Thursday, 27 July 2023

Lessons Of The Chinese Revolution, Historical Background - Part 2 of 5

In the 19th century, China also suffered from the expansion of colonialism, and, as its rulers also sought to exert control over trade, particularly the demands of European nations, such as France and Britain, to sell Opium in China, in exchange for tea, that led to the Opium Wars, and the carving up of China, imposition of unequal treaties, stationing of European colonial forces on its territory, and the seizing of entire Chinese regions such as Hong Kong. At the same time, wars with Japan led to the loss of Taiwan, and China's influence on the Korean peninsula. China became a semi-colony. At the start of the 20th century, a rising US imperialism sought to limit the colonisation of China by Britain, France, Portugal, Russia, Germany and Japan, with its Open Door policy, but if failed to be enforced, given the still subordinate position of the US to British imperialism. Only after WWII, was US imperialism able to implement such a policy of breaking up the old European colonial empires to open the door to US multinational corporations, and the global hegemony of US imperialism.

That condition, and the feeling of national humiliation, engendered a strong nationalist sentiment, in a period when such nationalism could still represent a progressive force. The same effect, but, now, in the age of imperialism, representing a reactionary force, resulted from The Treaty of Versailles, which engendered the nationalism in Germany that aided Hitler's rise to power, and similarly the humiliation of Russia, by NATO, following the fall of the USSR, which aided Putin's rise to power. A similar effect, of declining former imperial powers, lies behind Brexit, Trumpism and other such petty-bourgeois nationalism, in an era when the idea of national independence is a reactionary utopian fantasy.

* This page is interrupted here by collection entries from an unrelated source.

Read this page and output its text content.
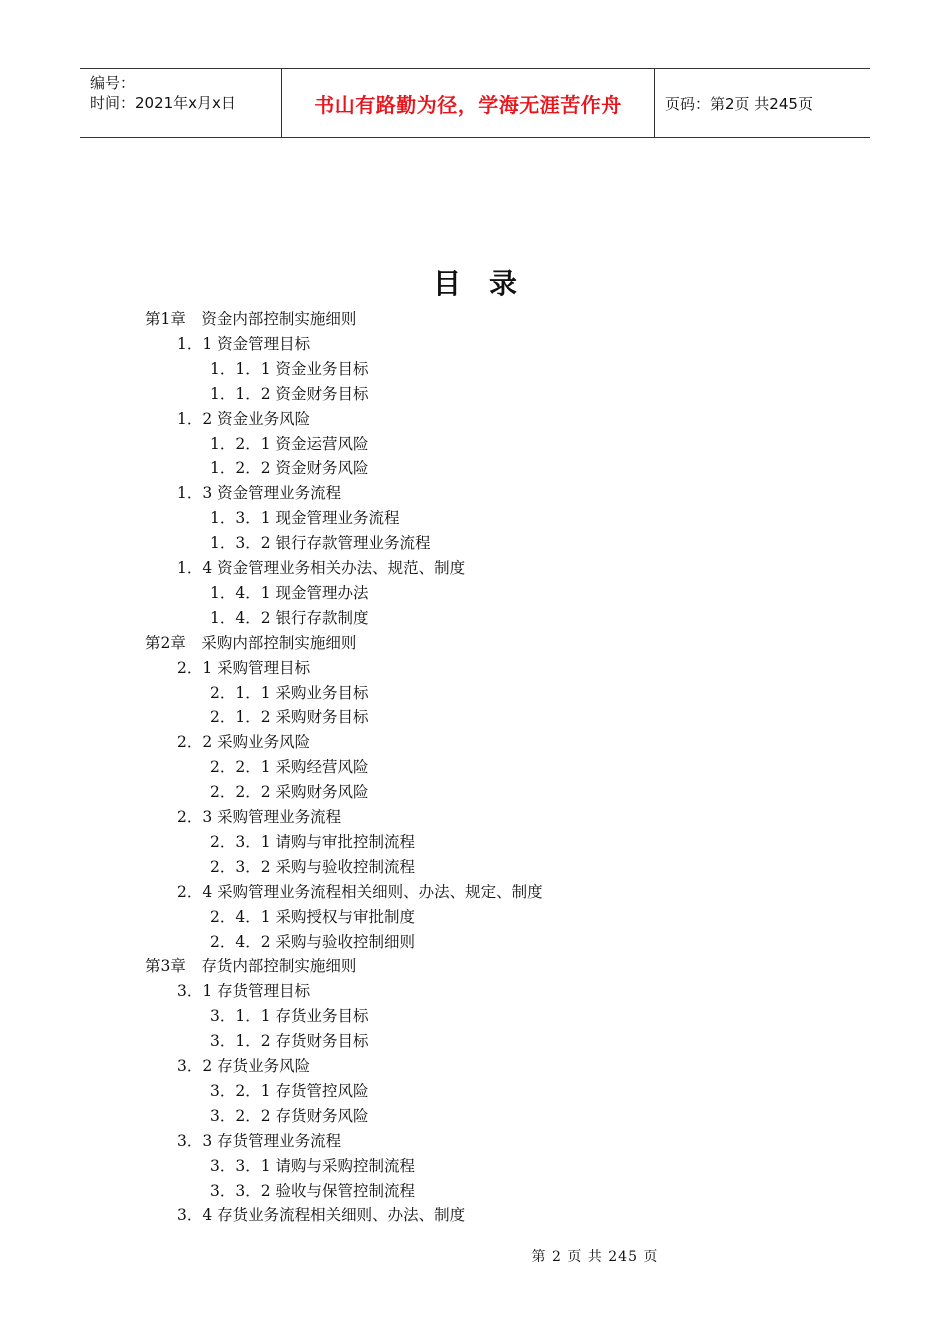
编号：
时间：2021年x月x日	书山有路勤为径，学海无涯苦作舟	页码：第2页 共245页
目录
第1章　资金内部控制实施细则
1．1 资金管理目标
1．1．1 资金业务目标
1．1．2 资金财务目标
1．2 资金业务风险
1．2．1 资金运营风险
1．2．2 资金财务风险
1．3 资金管理业务流程
1．3．1 现金管理业务流程
1．3．2 银行存款管理业务流程
1．4 资金管理业务相关办法、规范、制度
1．4．1 现金管理办法
1．4．2 银行存款制度
第2章　采购内部控制实施细则
2．1 采购管理目标
2．1．1 采购业务目标
2．1．2 采购财务目标
2．2 采购业务风险
2．2．1 采购经营风险
2．2．2 采购财务风险
2．3 采购管理业务流程
2．3．1 请购与审批控制流程
2．3．2 采购与验收控制流程
2．4 采购管理业务流程相关细则、办法、规定、制度
2．4．1 采购授权与审批制度
2．4．2 采购与验收控制细则
第3章　存货内部控制实施细则
3．1 存货管理目标
3．1．1 存货业务目标
3．1．2 存货财务目标
3．2 存货业务风险
3．2．1 存货管控风险
3．2．2 存货财务风险
3．3 存货管理业务流程
3．3．1 请购与采购控制流程
3．3．2 验收与保管控制流程
3．4 存货业务流程相关细则、办法、制度
第 2 页 共 245 页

The nationalist movement, in China, led to the revolution of 1911 that ended the Qing dynasty, and established the Chinese Republic. The figurehead was the bourgeois nationalist Sun Yat Sen, who became the first President, and leader of the bourgeois nationalist party, the Kuomintang. But, Sun did not hold military power in China, not only because of the continued role of foreign colonial powers that had their own police and military, in areas of the country under their jurisdiction, but also, because that military power resided with Yuan Shikai, to whom Sun ceded the provisional Presidency. Yuan later made himself Emperor, echoing the history of France, and the rise of Napoleon Bonaparte. The Chinese bourgeoisie, was closely tied to imperialist capital, much as with Ukraine's ties to NATO, and US and EU imperialism, today, and that determined the nature of the political regime.

A part of the tasks of the bourgeois national revolution is to unify the state, but the nature of China, as a semi-colony, divided up between assorted colonial powers, each with their own inextricable ties to the bourgeoisie in each area, much as in Ukraine, today, and to the militarists/warlords that held sway in each area, prevented that task being fulfilled. Another task flowing from that is the establishment of a single internal market, and control over foreign trade, but, again, the role of foreign imperialism, the various treaties establishing unequal trade and so on, prevented that also from being accomplished. So, the first Chinese Revolution, of 1911, left all of these tasks to be fulfilled by the second Chinese Revolution of 1925-7.